Victor L. Hagemann, World War I Veteran
Shared by John Hiltz to my class after we had researched our local monument that had his grandfathers name:
"I want to tell you some about my grandfather, Victor L. Hagemann. On the Merchantville Memorial, his name was misspelled and he is listed as Victor Hagerman. My grandmother told me that he was livid at the unveiling when he saw that his name was misspelled.
"When the United States entered the war, Victor was 20 years old and an accounting student at the University of Pennsylvania. He lived with his father and step-mother at 14 E. Walnut Avenue in Merchantville. He wanted to join the Navy before he was drafted. He considered being drafted before he could enlist as a sign of dishonor. However, in those days you were not considered to be an adult until you turned 21, so join the Navy, he had to have his parents sign a permission form. His father, Albert C. Hagemann refused to sign. Victor joined anyway, lying about his age. When Albert found out, he went and brought Victor home.
"When Victor turned 21 in March, 1918, he was finally able to join the Navy on his own. He then packed all of his belongings into a trunk, then took the trunk to his girlfriend’s house. His girlfriend, Frances Reinhart lived at 217 N. Centre Street. The trunk stayed on her back porch until Victor returned from the war. Victor then wrote a note to his parents, left the note on his bed, and then left home to report to the Navy.
"Originally, Victor was assigned to a ship that was to sail to Russia. Before the ship sailed, he contracted diphtheria and almost died. He was too sick to sail and the ship left without him. When he recovered, he was assigned to the USS Pittsburg which sailed to South America. I have included in this email a picture of Victor and Frances from right before he left with his ship. There is also a picture of Victor. These pictures were taken in the back yard of 217 N. Centre and are digital scans off of large format negatives. You can see that Victor was very thin from his bout of diphtheria. Victor was a yeoman on the Pittsburg. I have included a picture of him with some of his shipmates in his ship’s office. Victor is on the left. This picture is a digital scan from one of his prints.
"After the war, there was a possibility that Victor could have attended the Naval Academy. Frances did not want to be married to a naval officer who would be out to sea for much of the year, so Victor did not pursue this. Instead, he married Frances in 1920 and went to work as a flour broker in Philadelphia with her father. Frances and Victor had two daughters, Virginia who was born in 1921 and Ruth, my mother, who was born in 1924. The flour business failed during the Great Depression.

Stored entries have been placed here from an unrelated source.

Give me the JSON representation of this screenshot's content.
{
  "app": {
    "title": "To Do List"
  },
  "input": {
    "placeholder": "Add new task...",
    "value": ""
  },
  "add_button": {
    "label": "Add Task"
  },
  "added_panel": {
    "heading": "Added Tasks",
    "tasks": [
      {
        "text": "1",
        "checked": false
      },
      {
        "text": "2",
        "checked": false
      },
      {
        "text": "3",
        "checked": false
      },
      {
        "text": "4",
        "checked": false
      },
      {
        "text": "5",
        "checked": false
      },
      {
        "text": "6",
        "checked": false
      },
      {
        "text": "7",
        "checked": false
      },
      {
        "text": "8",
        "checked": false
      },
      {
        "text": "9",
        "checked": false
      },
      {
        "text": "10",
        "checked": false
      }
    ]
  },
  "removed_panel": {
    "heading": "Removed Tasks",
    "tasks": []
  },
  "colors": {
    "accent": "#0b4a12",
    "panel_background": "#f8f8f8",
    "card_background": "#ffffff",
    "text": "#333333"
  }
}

"During the 1920s and early 30s, the family lived in several houses in Merchantville and nearby Pennsauken. In the 1930s, they moved into 217 N. Centre St. after Frances’s parents died. They stayed there until after World War II. After Pearl Harbor, Victor tried to reenlist in the Navy, but was rejected because he was too old. He then found an office job at the Philadelphia Navel Yard. He was able to be part of the war effort and be close to ships. After World War II, he went to work as an accountant at RCA, which was a major employer in Camden in those days.

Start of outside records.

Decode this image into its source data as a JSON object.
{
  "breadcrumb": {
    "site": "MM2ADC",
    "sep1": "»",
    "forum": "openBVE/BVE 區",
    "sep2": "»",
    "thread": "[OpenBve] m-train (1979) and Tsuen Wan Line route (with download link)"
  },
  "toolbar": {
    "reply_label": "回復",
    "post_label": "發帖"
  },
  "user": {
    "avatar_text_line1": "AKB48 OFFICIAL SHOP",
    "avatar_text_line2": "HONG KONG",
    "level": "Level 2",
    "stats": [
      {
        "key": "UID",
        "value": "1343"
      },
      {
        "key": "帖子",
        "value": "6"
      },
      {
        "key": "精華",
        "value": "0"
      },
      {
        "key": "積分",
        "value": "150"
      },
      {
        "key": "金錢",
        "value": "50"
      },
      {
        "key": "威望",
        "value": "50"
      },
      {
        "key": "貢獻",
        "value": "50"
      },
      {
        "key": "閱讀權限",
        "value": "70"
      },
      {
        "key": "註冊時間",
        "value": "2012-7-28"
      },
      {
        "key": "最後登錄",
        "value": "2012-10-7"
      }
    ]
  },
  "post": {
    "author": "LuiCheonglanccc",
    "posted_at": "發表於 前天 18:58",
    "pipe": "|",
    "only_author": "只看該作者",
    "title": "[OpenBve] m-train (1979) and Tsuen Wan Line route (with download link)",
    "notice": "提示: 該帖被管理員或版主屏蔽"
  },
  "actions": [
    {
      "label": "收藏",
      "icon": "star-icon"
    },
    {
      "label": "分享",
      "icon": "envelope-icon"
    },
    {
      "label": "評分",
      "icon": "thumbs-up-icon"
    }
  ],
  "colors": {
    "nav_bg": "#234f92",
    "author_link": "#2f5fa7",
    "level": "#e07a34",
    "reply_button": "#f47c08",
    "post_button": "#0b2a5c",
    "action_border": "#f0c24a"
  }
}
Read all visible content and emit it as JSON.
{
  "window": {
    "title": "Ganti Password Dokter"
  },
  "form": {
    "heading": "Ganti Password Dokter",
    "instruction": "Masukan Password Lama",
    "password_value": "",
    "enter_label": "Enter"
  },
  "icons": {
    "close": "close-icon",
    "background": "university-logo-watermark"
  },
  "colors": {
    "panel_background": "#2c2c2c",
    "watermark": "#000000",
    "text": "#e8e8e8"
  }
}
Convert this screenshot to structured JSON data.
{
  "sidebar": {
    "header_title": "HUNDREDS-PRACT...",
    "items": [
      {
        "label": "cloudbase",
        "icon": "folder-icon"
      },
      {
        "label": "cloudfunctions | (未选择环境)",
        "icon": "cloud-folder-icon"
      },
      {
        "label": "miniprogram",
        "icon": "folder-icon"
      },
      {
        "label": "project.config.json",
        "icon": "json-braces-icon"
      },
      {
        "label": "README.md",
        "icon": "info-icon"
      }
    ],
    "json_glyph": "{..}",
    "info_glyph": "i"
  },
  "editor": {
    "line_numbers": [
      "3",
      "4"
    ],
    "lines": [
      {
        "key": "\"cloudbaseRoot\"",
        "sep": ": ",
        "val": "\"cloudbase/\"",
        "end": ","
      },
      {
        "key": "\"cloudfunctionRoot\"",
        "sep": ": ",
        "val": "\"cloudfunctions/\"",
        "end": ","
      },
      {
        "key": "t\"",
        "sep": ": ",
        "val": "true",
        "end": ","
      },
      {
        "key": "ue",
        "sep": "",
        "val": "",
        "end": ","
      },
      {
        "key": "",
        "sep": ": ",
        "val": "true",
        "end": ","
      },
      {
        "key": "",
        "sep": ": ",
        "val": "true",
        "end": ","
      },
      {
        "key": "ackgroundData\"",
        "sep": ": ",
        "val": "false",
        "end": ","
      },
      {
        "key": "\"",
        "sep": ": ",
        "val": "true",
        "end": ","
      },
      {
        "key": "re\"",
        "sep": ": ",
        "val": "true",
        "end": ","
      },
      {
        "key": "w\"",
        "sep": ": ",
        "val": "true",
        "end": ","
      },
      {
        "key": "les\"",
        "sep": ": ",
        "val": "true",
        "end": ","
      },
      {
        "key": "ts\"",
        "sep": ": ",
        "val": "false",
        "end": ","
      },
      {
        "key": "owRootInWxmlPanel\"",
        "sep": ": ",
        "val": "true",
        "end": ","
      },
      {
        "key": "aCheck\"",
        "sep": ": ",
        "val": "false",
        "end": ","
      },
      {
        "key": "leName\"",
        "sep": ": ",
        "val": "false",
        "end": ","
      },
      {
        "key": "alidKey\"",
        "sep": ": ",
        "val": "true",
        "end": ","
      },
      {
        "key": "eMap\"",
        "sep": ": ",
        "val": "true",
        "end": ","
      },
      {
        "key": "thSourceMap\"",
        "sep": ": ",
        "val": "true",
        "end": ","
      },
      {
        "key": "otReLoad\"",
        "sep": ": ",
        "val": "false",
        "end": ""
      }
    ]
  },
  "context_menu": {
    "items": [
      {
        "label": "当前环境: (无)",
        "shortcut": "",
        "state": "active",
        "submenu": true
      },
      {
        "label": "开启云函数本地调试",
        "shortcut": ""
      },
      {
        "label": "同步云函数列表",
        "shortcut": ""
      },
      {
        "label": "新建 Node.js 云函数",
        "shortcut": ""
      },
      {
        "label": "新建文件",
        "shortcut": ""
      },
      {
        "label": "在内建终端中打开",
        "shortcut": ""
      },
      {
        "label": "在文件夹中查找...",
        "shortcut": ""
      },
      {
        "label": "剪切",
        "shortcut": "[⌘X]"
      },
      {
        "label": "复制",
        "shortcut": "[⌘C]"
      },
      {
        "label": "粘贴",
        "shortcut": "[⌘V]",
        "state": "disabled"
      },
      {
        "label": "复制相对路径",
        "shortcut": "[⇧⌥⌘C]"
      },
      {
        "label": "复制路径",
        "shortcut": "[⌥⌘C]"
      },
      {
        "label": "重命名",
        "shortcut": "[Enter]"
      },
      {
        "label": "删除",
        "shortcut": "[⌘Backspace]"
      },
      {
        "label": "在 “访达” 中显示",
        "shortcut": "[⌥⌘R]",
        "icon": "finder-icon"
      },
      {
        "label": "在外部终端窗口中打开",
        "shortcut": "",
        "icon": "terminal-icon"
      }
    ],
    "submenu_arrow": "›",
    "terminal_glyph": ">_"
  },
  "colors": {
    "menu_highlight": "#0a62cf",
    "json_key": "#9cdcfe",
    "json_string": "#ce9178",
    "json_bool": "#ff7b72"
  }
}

"Victor died of stomach cancer in January, 1962, just short of his 65th birthday. His final home was at 16 Morris St. Frances lived until 1979. They are both buried in Beverly National Cemetery. My grandmother carefully stored his ROTC uniform from his time at the University of Pennsylvania, as well as one of his sailor uniforms. I still have those stored in the same cedar chest where my grandmother put them."